At Thursday’s public meeting, board members discussed a need to consider alternatives for housing county inmates. Currently, the county spends about $3 million a year to run the jail outside of Selinsgrove.
Commissioner Peggy Chamberlain Roup said the jail serves only as a “revolving door” for offenders who keep coming back, in part, due to a lack of programs designed to educate and counsel.
“We all have to put our heads together and think of a better way,” she said, lauding Union County’s new Day Reporting Center that provides educational and training services to nonviolent offenders rather than keeping them locked up daily.
“Recidivism rates go down when inmates have an opportunity to improve themselves. I know we don’t offer enough programs and part of the reason for that is because of the jail itself,” Piecuch said, referring to the former Selinsgrove Center facility built in the 1950s that was later converted to a jail for males and females.
Whatever decision is made, whether its closing the jail and sending inmates to another county, renovating the existing facility or building a regional jail with neighboring counties, Commissioner Joe Kantz urged the board to proceed slowly.

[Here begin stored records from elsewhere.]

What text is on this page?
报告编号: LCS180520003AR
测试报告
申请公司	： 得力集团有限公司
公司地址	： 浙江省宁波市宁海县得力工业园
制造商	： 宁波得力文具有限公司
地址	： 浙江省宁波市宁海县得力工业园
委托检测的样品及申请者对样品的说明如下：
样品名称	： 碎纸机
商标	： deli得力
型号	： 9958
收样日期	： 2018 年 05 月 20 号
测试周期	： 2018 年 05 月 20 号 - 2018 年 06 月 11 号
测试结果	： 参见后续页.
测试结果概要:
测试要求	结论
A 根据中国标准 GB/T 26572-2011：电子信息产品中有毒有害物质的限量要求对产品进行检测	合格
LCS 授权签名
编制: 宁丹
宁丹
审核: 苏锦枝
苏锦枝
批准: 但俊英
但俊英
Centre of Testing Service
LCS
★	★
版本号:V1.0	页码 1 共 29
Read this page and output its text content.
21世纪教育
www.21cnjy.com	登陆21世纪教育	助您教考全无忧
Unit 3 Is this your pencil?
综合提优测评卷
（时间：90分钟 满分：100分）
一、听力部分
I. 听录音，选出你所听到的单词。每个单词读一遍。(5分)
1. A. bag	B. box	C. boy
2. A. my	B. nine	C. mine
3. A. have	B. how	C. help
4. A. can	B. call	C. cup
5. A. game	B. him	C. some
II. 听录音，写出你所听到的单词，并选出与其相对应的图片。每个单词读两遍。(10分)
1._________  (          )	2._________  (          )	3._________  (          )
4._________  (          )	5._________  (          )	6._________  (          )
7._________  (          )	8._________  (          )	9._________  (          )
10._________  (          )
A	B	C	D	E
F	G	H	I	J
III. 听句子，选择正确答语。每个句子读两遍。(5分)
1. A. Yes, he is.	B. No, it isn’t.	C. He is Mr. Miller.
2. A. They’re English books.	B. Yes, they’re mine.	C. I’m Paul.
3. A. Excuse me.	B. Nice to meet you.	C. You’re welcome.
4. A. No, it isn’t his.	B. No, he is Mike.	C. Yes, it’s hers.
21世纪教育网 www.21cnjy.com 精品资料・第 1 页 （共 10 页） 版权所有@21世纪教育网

“We need to take a comprehensive approach,” he said. “Any change will not be overnight.”
Northumberland County’s prison board is also reviewing alternative ways of housing inmates and one of its board members reached out to Snyder County about building a regional prison, an issue they’ve discussed occasionally over the years.
Snyder County prison board member Robert Cravitz mentioned that during a recent visit with the neighboring county’s prison board, Northumberland County Commissioner Vinny Clausi indicated he would be receptive to regionalization.
“As long as (a regional prison) is in Coal Township, right?” Piecuch said.
The board did agree to take a first step toward developing a strategic plan by examining the cost of sending inmates to other jails. The idea was considered by former county officials years ago, but it wasn’t financially feasible at the time.
“Let’s just explore the possibility and see if it’s worthwhile,” Kantz said.
Following a 50-minute executive session, the board also agreed to spend about $100,000 updating security cameras at the jail to address security weaknesses.